I had the hots for Mrs. Lippincott as it was, and the fact that she liked students who liked to write made her even hotter. She was always looking for ways to inspire me to write stories. (I suppose it’s possible she was trying to inspire all of us, but I always preferred to think she was speaking directly—and only—to me.) At Halloween that year, she arranged our desks in groups of four, turned off the lights, pulled the blinds and put a single candle in the middle of each square of desks. Our assignment was to write a scary story.

I wrote like a madman (madkid?). Words flew from the nib of that old-fashioned pen. In my mind, I had something in common with Edgar Allen Poe and Charles Dickens as action and characters spilled from the pen like so much blood from a wound. I entered my first writing “zone” that day.
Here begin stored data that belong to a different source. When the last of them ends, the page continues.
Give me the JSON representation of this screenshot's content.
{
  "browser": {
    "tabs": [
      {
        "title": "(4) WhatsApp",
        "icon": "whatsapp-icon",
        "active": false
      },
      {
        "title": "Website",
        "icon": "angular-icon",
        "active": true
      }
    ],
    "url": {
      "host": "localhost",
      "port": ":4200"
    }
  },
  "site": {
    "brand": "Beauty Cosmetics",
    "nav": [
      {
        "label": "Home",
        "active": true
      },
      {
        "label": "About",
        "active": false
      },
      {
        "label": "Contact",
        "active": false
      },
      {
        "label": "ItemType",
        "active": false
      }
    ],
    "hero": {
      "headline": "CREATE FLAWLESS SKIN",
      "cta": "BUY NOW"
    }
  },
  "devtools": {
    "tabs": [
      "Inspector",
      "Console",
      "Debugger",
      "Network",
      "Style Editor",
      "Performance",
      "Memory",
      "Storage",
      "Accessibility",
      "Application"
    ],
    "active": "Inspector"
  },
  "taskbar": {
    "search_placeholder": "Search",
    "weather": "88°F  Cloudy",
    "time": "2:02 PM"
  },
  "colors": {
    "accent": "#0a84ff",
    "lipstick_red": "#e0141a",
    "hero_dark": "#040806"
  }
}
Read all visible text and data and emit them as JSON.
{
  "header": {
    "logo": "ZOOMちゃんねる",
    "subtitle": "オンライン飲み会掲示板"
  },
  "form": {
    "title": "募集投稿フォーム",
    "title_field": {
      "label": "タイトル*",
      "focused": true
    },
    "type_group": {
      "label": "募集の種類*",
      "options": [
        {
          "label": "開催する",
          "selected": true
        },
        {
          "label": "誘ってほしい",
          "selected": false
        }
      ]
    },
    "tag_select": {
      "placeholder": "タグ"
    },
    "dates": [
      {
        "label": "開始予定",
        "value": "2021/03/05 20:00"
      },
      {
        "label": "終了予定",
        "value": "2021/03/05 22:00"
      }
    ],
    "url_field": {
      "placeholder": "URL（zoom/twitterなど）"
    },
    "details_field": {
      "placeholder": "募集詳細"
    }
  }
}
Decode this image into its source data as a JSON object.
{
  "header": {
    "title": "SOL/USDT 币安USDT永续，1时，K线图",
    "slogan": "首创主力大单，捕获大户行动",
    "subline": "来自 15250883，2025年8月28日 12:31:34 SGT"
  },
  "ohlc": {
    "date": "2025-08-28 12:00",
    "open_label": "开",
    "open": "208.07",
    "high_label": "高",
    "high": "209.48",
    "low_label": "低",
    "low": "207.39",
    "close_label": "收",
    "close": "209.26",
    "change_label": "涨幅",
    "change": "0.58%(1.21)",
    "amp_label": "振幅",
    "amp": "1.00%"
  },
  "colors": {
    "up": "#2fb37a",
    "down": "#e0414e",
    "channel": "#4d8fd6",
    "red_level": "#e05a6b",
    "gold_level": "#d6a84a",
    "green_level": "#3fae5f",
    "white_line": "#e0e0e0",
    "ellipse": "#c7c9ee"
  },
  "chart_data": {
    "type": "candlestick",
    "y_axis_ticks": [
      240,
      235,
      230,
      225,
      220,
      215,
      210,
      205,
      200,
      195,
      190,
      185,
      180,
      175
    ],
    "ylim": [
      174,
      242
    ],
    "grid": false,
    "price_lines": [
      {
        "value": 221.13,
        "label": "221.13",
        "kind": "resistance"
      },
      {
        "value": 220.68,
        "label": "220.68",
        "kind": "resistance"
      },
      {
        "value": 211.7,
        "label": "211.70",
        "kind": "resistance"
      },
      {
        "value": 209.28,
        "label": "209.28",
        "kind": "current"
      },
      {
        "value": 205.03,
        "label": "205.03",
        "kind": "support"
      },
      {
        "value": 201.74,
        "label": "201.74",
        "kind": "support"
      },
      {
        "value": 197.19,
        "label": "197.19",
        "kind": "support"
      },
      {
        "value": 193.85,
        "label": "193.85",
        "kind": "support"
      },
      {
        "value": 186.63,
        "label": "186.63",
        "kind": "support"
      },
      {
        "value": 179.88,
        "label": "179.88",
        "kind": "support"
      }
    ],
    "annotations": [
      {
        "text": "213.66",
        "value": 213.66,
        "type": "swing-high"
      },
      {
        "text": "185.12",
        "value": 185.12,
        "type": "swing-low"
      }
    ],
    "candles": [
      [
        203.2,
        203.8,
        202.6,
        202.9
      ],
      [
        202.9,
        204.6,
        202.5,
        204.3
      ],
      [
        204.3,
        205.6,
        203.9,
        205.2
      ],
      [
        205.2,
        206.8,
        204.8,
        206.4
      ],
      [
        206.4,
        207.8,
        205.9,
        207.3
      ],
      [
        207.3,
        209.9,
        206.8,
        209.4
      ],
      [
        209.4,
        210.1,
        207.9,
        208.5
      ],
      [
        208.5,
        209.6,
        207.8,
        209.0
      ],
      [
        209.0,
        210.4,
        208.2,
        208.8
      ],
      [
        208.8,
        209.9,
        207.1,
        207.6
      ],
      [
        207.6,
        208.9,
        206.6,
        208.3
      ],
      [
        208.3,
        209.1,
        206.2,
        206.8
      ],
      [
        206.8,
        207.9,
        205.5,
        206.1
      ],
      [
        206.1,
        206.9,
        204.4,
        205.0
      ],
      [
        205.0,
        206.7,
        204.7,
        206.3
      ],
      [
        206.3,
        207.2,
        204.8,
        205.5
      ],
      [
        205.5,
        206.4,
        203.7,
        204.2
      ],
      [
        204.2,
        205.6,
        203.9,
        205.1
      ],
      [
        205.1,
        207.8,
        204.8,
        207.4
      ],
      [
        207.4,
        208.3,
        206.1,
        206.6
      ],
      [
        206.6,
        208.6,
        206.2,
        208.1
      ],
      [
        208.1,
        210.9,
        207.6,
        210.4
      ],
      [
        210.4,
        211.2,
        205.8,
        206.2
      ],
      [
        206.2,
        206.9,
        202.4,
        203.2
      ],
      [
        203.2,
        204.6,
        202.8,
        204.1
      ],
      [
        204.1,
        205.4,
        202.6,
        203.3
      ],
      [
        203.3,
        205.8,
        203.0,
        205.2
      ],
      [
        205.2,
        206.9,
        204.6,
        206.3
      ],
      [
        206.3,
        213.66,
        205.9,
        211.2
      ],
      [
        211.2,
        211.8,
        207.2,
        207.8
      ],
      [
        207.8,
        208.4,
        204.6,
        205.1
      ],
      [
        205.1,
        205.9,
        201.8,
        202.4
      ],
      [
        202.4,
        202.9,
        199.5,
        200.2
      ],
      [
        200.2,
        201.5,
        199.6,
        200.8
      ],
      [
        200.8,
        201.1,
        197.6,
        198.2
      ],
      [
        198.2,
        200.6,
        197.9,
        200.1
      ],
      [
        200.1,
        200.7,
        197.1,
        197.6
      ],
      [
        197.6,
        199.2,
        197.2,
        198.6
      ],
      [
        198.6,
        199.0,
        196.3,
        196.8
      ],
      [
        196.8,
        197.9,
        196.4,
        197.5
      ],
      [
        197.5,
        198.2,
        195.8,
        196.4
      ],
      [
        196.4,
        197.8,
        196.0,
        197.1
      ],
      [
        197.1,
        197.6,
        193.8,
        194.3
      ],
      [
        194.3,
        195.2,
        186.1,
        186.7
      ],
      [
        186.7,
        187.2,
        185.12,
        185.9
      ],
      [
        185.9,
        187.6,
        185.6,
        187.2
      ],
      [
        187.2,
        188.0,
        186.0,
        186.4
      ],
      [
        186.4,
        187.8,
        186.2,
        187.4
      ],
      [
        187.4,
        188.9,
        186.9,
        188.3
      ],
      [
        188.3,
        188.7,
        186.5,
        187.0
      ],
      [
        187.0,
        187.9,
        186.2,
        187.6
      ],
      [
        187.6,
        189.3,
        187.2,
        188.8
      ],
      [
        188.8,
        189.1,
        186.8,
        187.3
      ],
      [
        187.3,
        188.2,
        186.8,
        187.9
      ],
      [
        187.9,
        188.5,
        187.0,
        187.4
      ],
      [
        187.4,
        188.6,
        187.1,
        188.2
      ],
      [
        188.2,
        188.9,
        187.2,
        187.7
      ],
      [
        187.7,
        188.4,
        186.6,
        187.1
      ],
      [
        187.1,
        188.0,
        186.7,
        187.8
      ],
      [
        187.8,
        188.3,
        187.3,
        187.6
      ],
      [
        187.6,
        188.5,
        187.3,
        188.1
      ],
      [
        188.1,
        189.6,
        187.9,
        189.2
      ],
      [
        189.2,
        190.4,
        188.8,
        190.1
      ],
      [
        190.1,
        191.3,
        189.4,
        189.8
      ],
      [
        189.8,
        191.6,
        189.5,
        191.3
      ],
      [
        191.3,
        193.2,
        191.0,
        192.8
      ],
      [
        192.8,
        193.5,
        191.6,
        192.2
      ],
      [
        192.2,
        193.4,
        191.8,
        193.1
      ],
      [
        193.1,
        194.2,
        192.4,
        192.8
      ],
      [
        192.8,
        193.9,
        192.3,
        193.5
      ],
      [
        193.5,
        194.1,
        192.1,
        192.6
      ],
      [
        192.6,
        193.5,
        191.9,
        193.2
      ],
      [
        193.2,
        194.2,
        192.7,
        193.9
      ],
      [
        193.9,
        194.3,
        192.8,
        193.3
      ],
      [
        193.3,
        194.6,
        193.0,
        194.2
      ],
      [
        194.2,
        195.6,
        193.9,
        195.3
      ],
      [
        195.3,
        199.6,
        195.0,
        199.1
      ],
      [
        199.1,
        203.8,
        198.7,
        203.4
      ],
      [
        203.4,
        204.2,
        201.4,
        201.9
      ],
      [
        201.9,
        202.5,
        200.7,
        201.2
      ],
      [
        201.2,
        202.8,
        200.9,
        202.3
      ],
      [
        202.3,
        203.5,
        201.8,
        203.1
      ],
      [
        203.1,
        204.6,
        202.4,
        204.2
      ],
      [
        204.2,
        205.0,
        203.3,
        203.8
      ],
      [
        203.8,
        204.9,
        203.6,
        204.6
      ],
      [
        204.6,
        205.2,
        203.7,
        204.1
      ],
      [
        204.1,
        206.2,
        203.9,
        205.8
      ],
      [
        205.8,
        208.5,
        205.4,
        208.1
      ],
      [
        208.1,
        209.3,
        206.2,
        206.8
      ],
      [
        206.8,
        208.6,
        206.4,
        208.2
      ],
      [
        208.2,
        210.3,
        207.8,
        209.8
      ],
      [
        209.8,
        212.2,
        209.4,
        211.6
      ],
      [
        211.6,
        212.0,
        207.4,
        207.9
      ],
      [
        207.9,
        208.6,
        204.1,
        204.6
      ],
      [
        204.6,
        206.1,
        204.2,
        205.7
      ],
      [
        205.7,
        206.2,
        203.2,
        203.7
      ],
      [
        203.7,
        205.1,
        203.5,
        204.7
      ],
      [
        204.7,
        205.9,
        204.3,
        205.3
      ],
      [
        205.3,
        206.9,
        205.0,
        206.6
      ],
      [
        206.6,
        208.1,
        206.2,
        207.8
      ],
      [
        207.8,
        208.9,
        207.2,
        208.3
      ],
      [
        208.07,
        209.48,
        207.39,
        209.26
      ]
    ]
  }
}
I don’t remember the events of the story, but I remember like it was yesterday the opportunity to read my imagination to the class. I remember the silence as my words captured them. I remember feeling that for once, I had an edge on kids whose greatest gift was the ability to throw a ball.

I don’t want to go all weird here, but I believe that all good art carries with it an element of its creator’s soul. That’s the X-Factor the seals an emotional connection with the audience. For me, the computer keyboard takes me where I need to go 95% of the time. For the remaining 5% of the writing I still resort to my secret weapon—the fountain pen. It might propel me for three pages, or maybe for thirty, but my pen has never let me down.